TANGRAM
Fünf verschieden große Dreiecke, ein Quadrat und ein Parallelogramm – Sieben Teile, die man zu einer vorgegebenen Form zusammenfügen muss, das ist Tangram, ein Spiel für eine Person.
Tangram ist gewiss kein Spiel, welches es in der DDR nicht gab, oder welches sogar verboten gewesen wäre, dennoch bastelte es eine uns unbekannte Person nach. Aus Karton und Streichholzschachteln entstand ein Spiel, um das sich zahlreiche Legenden ranken, denn es wurde bereits hunderte Jahre vor Christus im fernen China erfunden. Eine dieser Legenden hätte jedoch in der DDR genauso gut in einem Lehrbuch für Staatsbürgerkunde stehen können. Es wird erzählt, dass ein Mönch seinen Schüler auf eine Reise durch die Welt schickte, um ihre vielfältige Schönheit auf eine Keramiktafel zu malen. Es geschah jedoch, dass ihm seine Tafel zerbrach – in sieben Teile, welche er nun wieder zusammenzusetzen versuchte. Es gelang ihm nicht, auch nach Tagen und Wochen konnte er die sieben Teile nicht zu einem Viereck zusammenfügen. Soweit so gut, aber wie bei solchen Legenden üblich, hat auch diese eine Moral: Der Schüler verstand, er muss nicht in die Welt hinaus reisen, denn er kann die Schönheit und Vielfalt der Welt ganz einfach in den sieben Teilen der zerbrochenen Tafel wiederfinden.

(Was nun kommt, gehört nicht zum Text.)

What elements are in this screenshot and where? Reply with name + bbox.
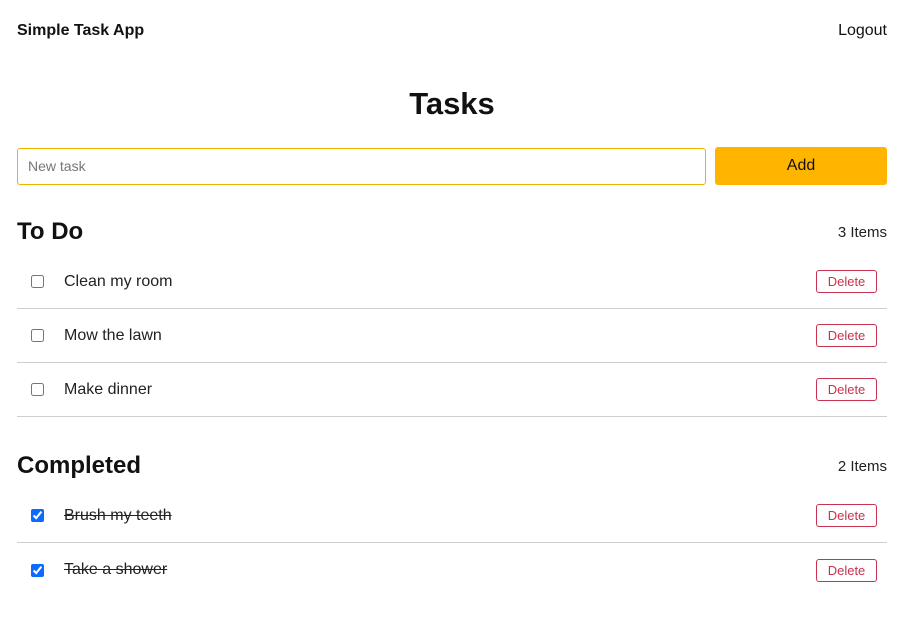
app-brand: Simple Task App <box>17 21 145 39</box>
delete-task-button[interactable]: Delete <box>816 558 877 582</box>
todo-row: Mow the lawn Delete <box>17 309 887 363</box>
page-title: Tasks <box>409 86 495 121</box>
todo-list: Clean my room Delete Mow the lawn Delete… <box>17 255 887 417</box>
delete-task-button[interactable]: Delete <box>816 270 877 293</box>
completed-section-title: Completed <box>17 452 142 479</box>
task-checkbox-checked[interactable] <box>31 509 44 522</box>
completed-row: Take a shower Delete <box>17 543 887 597</box>
completed-row: Brush my teeth Delete <box>17 489 887 543</box>
add-task-row: Add <box>17 147 887 185</box>
delete-task-button[interactable]: Delete <box>816 324 877 347</box>
task-label-completed: Brush my teeth <box>64 506 172 524</box>
delete-task-button[interactable]: Delete <box>816 504 877 527</box>
new-task-input[interactable] <box>17 147 706 185</box>
completed-section-header: Completed 2 Items <box>17 451 887 481</box>
completed-item-count: 2 Items <box>837 457 887 475</box>
completed-list: Brush my teeth Delete Take a shower Dele… <box>17 489 887 597</box>
task-checkbox-checked[interactable] <box>31 563 44 577</box>
todo-section-title: To Do <box>17 218 84 245</box>
todo-row: Clean my room Delete <box>17 255 887 309</box>
app-page: Simple Task App Logout Tasks Add To Do 3… <box>0 0 904 618</box>
task-label: Mow the lawn <box>64 326 162 344</box>
delete-task-button[interactable]: Delete <box>816 378 877 401</box>
task-checkbox[interactable] <box>31 275 44 288</box>
logout-link[interactable]: Logout <box>838 22 887 40</box>
task-label-completed: Take a shower <box>64 561 168 578</box>
add-task-button[interactable]: Add <box>715 147 887 185</box>
task-label: Make dinner <box>64 380 153 398</box>
task-label: Clean my room <box>64 272 173 290</box>
todo-row: Make dinner Delete <box>17 363 887 417</box>
todo-item-count: 3 Items <box>837 223 887 241</box>
todo-section-header: To Do 3 Items <box>17 217 887 247</box>
top-bar: Simple Task App Logout <box>17 0 887 62</box>
task-checkbox[interactable] <box>31 329 44 342</box>
task-checkbox[interactable] <box>31 383 44 396</box>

Da saß der Schüler nun über eine lange Zeit mit sich und der Tafel. Tangram ist eines der wenigen Spiele unserer Sammlung, die man nicht in der Gruppe spielt, sondern allein. Für den Brettspielefan eher unüblich und selten, ist das allein Spielen in der Computerspieleszene üblicher. Bei einem Abend mit dem Games Culture Circle, einer unregelmäßigen interaktiven Talkshow rund ums Thema Gaming, wurde die Frage in die Runde geworfen, warum man überhaupt spiele. Unter den illustren Gästen befand sich auch René Walter, der den Blog Nerdcore betreibt uns sich mit Spielen aus der Sicht eines „Gamers“ beschäftigt. Er beantwortete die Frage damit, dass es ihm Spaß mache allein zu spielen. Bei den „Computer-Zockern“ hat man sofort das Bild des ungewaschenen, vereinsamten Jugendlichen vor Augen. Ein längst überholtes Vorurteil, denn die technischen Möglichkeiten machen auch den Computer längst zu einem Medium, das Spiele sozial erlebbar macht. Doch sowohl am Rechner als auch in der haptischen Welt der Brettspiele, wird gern auch mal allein gezockt, oder geknobelt, oder versucht sich selbst im Schach zu besiegen. Hierin sind diese beiden sich nur selten überschneidenden Welten vereint. Das „Mit-sich-selber-beschäftigen“ wird schon bei Kleinstkindern unterstützt, die so ihre Konzentrationsfähigkeit und Fantasie erproben, ähnlich dem Schüler des Mönchen. Die gesamte Talkshow zum Thema “Gamer stinken” finden Sie hier:
Ob die letztliche Erkenntnis die ist, nicht mehr zu reisen, weil sieben Scherben eine ganze Welt in sich Tragen können, oder die Teile frustriert in der Ecke landen, weil man doch lieber mit Freunden spielen möchte, bleibt offen. Der unbekannte Bastler unseres Tangrams hat für dieses Problem eine Lösung gefunden: Er hat einfach verschiedenfarbige Sets von Spielsteinen hergestellt. Auch wenn wir es nicht mit Sicherheit sagen können, ob es die Intention des Herstellers war, bestand so die Möglichkeit im Wettstreit, oder im gemeinsamen Knobeleifer seine sieben Teile zusammenzulegen – zusammen und zugleich jeder für sich. Zu sehen ist das gute Stück noch bis zum 31. Juli im Deutschen SPIELEmuseum in Chemnitz.